Lectures, with lecture notes made available Lab 
11 
Bayesian Modelling Application of Bayeisna models to some advanced MCMC, Simple Hierarchical models; Gibbs Sampling; Implementation in R and Winbugs. 
Lectures, with lecture notes made available Lab 
12 
Bayesian Modelling Examples some more hierarchal models using a combination of R, Winbugs, OpenBugs and RBugs. 
Lectures, with lecture notes made available Lab 
13 
Revision and Group Presentations


Assessment
Coursework 100 %
This course will be assessed completely via 4 individual assignments and one group project. Each assignment and project will involve both theoretical and computer based problems.
Individual Assignments (4) – 60%
Four homework assignments will be given, collected and graded throughout the semester.

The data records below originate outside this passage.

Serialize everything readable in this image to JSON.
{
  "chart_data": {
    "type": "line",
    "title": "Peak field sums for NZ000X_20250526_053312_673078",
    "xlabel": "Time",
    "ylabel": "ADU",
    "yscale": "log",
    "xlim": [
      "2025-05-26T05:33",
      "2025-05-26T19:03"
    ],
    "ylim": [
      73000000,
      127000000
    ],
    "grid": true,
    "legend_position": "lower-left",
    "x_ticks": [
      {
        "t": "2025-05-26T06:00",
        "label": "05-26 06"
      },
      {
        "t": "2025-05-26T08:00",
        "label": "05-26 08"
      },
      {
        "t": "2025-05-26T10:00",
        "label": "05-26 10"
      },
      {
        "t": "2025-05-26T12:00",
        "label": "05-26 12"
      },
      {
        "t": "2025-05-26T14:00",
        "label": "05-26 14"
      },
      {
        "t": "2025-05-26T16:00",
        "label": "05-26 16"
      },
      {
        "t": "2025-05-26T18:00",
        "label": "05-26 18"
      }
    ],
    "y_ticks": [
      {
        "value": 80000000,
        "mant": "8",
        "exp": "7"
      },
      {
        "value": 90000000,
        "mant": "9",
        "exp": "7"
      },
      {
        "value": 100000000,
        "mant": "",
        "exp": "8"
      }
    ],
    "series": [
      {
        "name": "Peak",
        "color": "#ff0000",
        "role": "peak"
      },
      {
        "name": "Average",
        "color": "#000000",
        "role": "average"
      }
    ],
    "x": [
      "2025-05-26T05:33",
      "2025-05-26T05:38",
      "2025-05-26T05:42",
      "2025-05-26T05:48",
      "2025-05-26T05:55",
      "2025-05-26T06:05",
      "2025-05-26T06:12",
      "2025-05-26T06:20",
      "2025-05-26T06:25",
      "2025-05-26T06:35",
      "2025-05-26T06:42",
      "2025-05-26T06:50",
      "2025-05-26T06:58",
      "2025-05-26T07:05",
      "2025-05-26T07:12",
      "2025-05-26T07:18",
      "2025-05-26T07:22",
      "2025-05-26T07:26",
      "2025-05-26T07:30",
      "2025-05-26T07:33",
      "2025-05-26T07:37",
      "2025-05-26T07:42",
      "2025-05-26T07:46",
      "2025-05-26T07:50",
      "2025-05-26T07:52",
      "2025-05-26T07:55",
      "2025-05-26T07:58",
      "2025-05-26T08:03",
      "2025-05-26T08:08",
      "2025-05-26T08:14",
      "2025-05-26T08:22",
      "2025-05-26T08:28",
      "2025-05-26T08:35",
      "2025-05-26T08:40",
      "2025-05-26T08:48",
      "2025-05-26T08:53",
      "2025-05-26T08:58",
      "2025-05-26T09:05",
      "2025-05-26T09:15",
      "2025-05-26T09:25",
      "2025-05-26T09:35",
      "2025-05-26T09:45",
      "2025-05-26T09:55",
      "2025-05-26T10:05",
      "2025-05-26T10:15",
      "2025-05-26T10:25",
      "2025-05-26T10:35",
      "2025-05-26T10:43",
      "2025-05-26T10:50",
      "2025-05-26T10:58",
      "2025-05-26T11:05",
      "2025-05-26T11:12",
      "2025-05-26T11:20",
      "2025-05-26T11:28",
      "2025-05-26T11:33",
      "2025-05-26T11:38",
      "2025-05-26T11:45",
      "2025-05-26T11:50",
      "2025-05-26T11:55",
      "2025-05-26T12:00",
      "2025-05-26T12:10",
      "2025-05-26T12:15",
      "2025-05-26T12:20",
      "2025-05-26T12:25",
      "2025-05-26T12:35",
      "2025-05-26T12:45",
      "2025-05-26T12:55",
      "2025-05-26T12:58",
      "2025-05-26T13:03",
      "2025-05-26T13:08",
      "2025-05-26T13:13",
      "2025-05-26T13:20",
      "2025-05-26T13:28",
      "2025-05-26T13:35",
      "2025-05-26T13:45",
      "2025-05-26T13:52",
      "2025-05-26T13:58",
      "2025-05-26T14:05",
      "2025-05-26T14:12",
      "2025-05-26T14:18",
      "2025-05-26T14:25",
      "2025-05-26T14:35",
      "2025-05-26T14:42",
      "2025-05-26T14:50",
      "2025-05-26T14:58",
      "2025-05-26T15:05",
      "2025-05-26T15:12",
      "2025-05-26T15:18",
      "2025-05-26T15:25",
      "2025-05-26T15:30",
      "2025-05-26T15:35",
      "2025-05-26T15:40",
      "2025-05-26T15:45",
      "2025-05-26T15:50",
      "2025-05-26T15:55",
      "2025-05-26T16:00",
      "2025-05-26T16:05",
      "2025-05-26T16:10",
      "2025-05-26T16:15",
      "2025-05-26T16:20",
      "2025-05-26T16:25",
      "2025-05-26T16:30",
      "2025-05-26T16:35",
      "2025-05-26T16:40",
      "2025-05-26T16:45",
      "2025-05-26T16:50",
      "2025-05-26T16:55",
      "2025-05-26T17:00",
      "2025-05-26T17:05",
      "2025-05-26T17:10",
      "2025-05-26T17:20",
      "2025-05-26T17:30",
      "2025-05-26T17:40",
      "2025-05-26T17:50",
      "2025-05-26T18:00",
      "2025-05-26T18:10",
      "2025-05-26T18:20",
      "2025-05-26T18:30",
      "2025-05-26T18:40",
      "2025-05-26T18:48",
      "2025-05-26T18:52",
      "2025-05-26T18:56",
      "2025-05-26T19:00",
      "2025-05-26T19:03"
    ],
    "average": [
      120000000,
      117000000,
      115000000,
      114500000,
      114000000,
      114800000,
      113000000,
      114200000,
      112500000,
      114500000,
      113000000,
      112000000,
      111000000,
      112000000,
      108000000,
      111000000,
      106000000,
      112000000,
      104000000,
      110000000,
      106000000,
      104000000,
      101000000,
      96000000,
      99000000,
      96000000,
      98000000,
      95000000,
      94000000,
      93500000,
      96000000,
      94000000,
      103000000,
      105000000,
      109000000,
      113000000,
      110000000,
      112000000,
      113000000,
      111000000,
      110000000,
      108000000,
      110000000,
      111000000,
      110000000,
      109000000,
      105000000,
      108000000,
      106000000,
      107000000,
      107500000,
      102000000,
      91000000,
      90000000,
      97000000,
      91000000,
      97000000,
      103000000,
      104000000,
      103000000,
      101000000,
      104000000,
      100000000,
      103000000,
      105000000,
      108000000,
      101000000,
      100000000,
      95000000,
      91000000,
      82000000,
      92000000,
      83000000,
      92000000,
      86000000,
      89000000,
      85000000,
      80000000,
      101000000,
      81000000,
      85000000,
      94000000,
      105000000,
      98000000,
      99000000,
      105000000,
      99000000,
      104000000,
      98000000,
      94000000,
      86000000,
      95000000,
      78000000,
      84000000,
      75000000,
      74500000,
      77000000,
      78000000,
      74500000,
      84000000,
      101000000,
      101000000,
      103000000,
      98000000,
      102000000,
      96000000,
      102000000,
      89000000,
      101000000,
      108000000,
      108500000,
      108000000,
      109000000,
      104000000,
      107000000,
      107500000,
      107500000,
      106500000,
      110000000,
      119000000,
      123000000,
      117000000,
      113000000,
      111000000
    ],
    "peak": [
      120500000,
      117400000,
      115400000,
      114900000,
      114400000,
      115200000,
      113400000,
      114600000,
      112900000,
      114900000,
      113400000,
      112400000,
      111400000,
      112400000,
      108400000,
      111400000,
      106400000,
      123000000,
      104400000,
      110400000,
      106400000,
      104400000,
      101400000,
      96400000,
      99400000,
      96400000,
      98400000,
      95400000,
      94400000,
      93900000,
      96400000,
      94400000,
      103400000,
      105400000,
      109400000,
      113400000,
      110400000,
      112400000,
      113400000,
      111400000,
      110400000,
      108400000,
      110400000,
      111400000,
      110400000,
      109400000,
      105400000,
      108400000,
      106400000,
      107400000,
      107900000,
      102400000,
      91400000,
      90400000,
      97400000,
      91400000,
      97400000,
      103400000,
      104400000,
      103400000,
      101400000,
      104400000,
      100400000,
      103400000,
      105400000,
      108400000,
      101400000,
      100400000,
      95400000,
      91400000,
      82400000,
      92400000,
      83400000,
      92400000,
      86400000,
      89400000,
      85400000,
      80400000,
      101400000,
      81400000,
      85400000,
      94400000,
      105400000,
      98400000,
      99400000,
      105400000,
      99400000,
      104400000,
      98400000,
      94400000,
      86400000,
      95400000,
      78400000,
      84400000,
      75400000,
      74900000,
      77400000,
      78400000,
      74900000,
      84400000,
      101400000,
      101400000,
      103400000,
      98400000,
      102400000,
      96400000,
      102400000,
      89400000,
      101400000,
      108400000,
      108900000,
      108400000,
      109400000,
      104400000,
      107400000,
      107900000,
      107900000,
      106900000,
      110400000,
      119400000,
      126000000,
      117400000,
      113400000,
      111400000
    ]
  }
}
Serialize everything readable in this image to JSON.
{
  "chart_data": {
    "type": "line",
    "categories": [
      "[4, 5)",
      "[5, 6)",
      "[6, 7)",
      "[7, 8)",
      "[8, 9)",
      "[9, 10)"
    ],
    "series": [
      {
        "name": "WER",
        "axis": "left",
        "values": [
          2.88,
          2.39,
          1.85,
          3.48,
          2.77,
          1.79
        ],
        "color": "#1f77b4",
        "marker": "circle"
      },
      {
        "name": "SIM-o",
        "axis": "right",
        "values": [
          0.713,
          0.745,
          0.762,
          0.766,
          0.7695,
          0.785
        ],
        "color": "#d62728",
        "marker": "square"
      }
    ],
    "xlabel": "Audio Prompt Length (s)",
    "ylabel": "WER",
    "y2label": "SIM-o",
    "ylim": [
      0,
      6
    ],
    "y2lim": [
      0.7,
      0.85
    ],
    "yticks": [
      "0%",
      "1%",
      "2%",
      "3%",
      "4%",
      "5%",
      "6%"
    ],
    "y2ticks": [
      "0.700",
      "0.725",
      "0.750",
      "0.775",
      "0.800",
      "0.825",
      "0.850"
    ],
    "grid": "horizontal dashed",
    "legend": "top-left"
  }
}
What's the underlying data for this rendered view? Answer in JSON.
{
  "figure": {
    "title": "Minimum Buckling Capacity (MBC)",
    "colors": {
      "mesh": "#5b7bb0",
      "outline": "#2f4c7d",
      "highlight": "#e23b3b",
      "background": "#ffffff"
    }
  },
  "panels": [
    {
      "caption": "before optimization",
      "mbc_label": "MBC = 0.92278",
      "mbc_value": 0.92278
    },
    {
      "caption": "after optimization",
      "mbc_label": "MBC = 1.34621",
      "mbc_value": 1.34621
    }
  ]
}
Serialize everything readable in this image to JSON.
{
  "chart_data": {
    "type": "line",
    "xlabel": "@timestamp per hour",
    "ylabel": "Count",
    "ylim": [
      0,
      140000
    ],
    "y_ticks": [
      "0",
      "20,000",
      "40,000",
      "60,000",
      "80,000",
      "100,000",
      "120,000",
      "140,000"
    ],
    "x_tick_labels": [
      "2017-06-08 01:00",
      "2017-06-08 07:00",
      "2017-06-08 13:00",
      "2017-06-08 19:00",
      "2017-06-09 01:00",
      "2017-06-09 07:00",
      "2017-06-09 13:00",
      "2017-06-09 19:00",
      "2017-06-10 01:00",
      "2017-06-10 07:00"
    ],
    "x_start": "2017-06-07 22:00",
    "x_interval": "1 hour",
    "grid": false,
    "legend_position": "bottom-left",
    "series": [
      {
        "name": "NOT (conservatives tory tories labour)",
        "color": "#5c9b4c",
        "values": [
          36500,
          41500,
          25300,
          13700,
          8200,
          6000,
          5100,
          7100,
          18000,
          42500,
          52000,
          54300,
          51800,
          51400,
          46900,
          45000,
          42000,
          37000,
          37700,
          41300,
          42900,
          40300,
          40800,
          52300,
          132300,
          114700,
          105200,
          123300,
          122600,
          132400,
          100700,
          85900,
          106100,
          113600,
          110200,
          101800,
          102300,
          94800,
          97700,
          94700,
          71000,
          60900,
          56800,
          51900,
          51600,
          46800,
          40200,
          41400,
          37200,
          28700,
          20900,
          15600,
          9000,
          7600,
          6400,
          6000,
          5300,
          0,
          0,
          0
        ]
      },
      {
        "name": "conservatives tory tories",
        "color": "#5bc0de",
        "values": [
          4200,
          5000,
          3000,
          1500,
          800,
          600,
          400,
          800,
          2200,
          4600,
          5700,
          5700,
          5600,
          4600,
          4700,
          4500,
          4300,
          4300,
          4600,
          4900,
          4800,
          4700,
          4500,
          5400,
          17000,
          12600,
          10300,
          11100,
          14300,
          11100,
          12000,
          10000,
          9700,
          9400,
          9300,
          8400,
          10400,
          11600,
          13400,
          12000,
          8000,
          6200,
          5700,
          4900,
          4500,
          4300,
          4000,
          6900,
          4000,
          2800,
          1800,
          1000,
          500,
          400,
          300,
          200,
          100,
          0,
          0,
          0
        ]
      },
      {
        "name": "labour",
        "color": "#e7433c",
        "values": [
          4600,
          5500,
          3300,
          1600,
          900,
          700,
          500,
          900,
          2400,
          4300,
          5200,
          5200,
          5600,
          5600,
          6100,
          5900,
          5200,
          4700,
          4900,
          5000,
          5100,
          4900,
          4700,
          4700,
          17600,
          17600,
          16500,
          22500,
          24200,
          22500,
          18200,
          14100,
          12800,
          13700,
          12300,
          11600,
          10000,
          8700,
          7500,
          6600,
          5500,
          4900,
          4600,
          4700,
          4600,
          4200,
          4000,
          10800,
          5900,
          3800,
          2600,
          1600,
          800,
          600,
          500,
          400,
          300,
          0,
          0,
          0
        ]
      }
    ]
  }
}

While discussion of the homework is allowed, you must prepare your solutions separately. Direct copying of written work or computer code is considered cheating and will result in a zero on the assignment. Assignments are worth 60% of the course grade.
Group Project (1) – 40%
Each student will be required to do a group project during the second half of the semester. The minimum group size is 3, however larger groups are encouraged. The topics will vary and can be discussed with the instructor. The groups will be required to present their project in class on last week of classes. Full details will be given around class session four. The project is worth 40% of the course grade.
Resource requirements
The statistical computing lab already has Stata and Matlab. Open source statistical software such as R, Winbugs and Openbugs will be used as far as possible.
PRESCRIBED TEXTS AND READING MATERIALS
Required reading
Computational Statistics, by G. H. Givens and J. A. Hoeting, (Wiley 2005).
Statistical Computing with R by M. Rizzo, Chapman and Hall
Recommended reading
Hastie, T., Tibshirani, R. and Friedman J. 2009. Elements of Statistical Learning Springer.